Specificity in storytelling always generalizes better than vague platitudes, which no one can hang onto, so I know what she means.
In recent years, HIV has been demoted as a topic of interest for the general public. Gwenn says that because treatment has been so revolutionary for so many, HIV is less of a concern.
But a recent study from Owning HIV says 28% of millennials wouldn’t want to hug or be associated with someone with HIV. A stigma boomerang.
“Meds are very available now,” Gwenn says. “When Shawn and I first started speaking, overwhelmingly people kinda knew about HIV, and knew how it was transmitted.

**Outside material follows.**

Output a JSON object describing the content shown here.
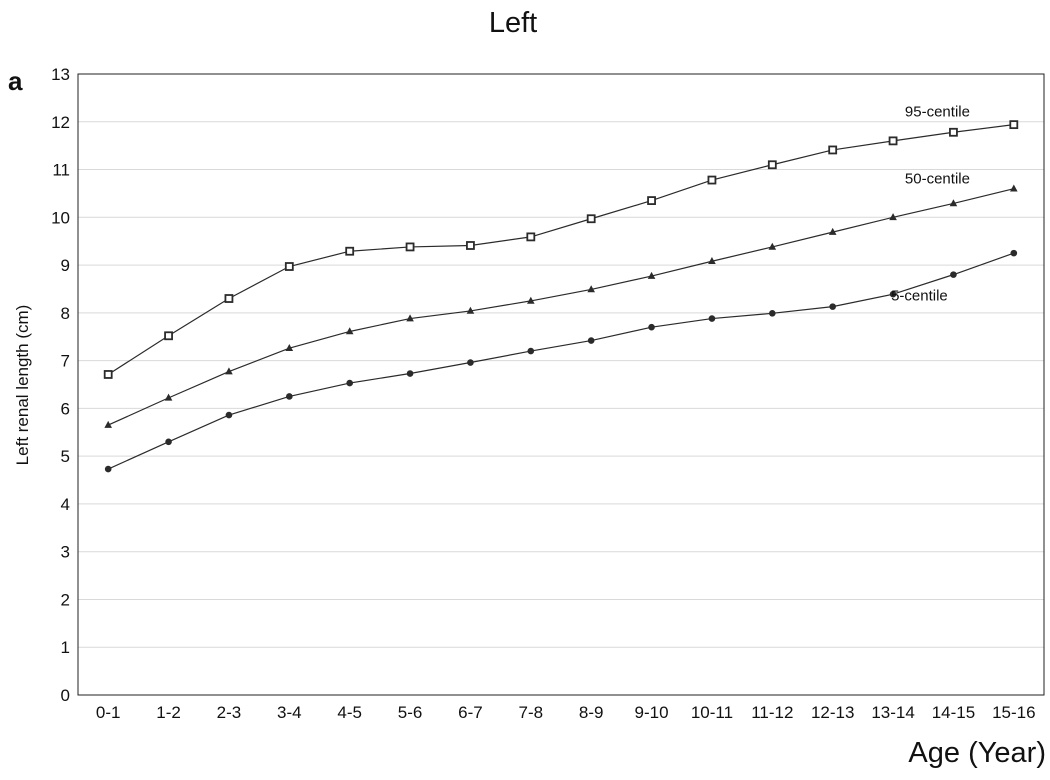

Over the years, we saw some of that fall off.”
So because treatment is increasingly effective, there’s less focus on prevention and thus, less general awareness about HIV. She says abstinence-only education regimes haven’t helped the free spread of information, either.
What troubles her most is that the funding, especially on the college level, isn’t being funnelled into sexual health any more. She said most funding now goes to programs about sexual violence, sexual assault, and consent.
They’re important topics too. But Gwenn says that, because that’s what everyone’s talking about right now, sexual health has taken a backseat.
“It’s hard for me to see, because I think sexual health and awareness about violence go hand in hand,” she says.
Gwenn Barringer is a sexual health advocate and educator. She lives with her partner, Shawn Decker, in Charlottesville, Va.